HFD-induced lipid oxidation is facilitated by increased complex I content and activity, regulated by nuclear accessory subunits. (A) Scheme showing palmitoyl-carnitine entry into the electron transport chain (ETC). Electron transfer flavoprotein (ETF) subunits are increased in HFD-liver mitochondria. (B) The pie chart shows relative proportion of each complex of the ETC. Single subunit concentrations were summed up for each respiratory complex. (C) Total cumulative concentration of respective ETC complex subunits, depicted as group mean values. Asterisk indicates significantly increased complex I concentration in HFD. (D) Respiratory complex I activity by colorimetric assay (bar chart).
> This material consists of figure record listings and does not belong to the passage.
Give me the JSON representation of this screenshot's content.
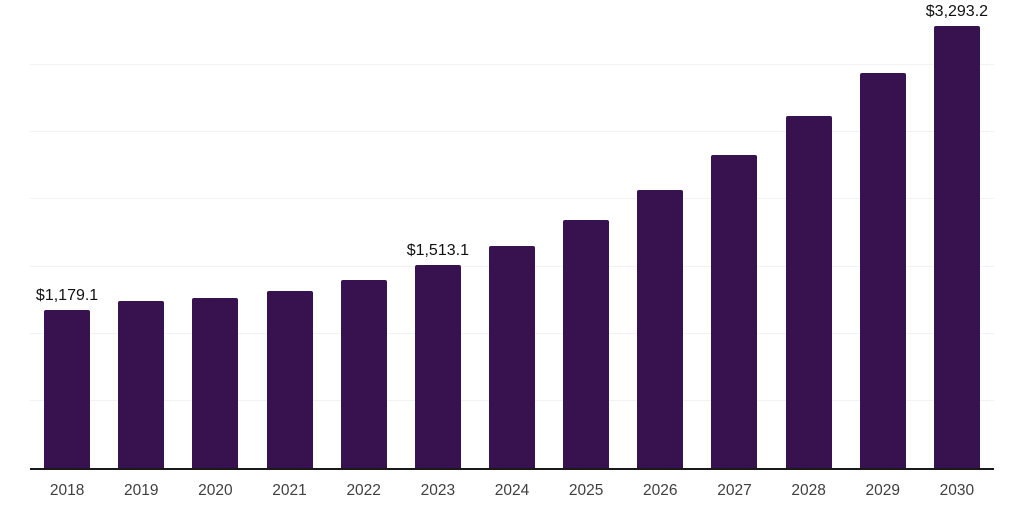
{
  "chart_data": {
    "type": "bar",
    "title": "",
    "xlabel": "",
    "ylabel": "",
    "categories": [
      "2018",
      "2019",
      "2020",
      "2021",
      "2022",
      "2023",
      "2024",
      "2025",
      "2026",
      "2027",
      "2028",
      "2029",
      "2030"
    ],
    "values": [
      1179.1,
      1245,
      1265,
      1315,
      1400,
      1513.1,
      1655,
      1845,
      2070,
      2330,
      2620,
      2940,
      3293.2
    ],
    "point_labels": [
      "$1,179.1",
      "",
      "",
      "",
      "",
      "$1,513.1",
      "",
      "",
      "",
      "",
      "",
      "",
      "$3,293.2"
    ],
    "ylim": [
      0,
      3500
    ],
    "gridline_step": 500,
    "grid": "horizontal",
    "legend": "none",
    "colors": {
      "bar": "#38114F",
      "gridline": "#f2f2f2",
      "axis": "#1a1a1a",
      "tick_label": "#404040",
      "data_label": "#111111",
      "background": "#ffffff"
    }
  }
}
Cumulated complex I concentrations correlate significantly with complex I activity (red) and PC-state 3 respiration (purple). (E) The absolute concentrations of complex I subunits that are significantly changed by HFD (see Fig. S5 for the complete list of absolute subunit concentrations). (F) The additive concentration of nuclear-encoded complex I subunits (left panel) is increased by HFD, while mitochondrial-encoded subunits are not (right panel). (G) The cumulative concentrations of complex I core and accessory subunits were correlated with (H) PC-state 3 respiration. (I) The integrative analysis of respirometry and proteomics supports model of bioenergetic adaptation in response to HFD that permits increasing lipid oxidation by upregulation of nuclear-encoded accessory complex I subunits. All data represent n = 8 animals. Boxplots indicate 25–75 percentiles, with the vertical line indicating the median and whiskers from minimum to maximum (A, E) or as mean ± standard error of mean. *p < 0.05, **p < 0.01 comparing chow vs HFD by t-test (A, C, D, E, F, G). (D, H) R2 and p-value of Pearson-correlation are given, linear regression is shown where Pearson-correlation is significant (p < 0.05).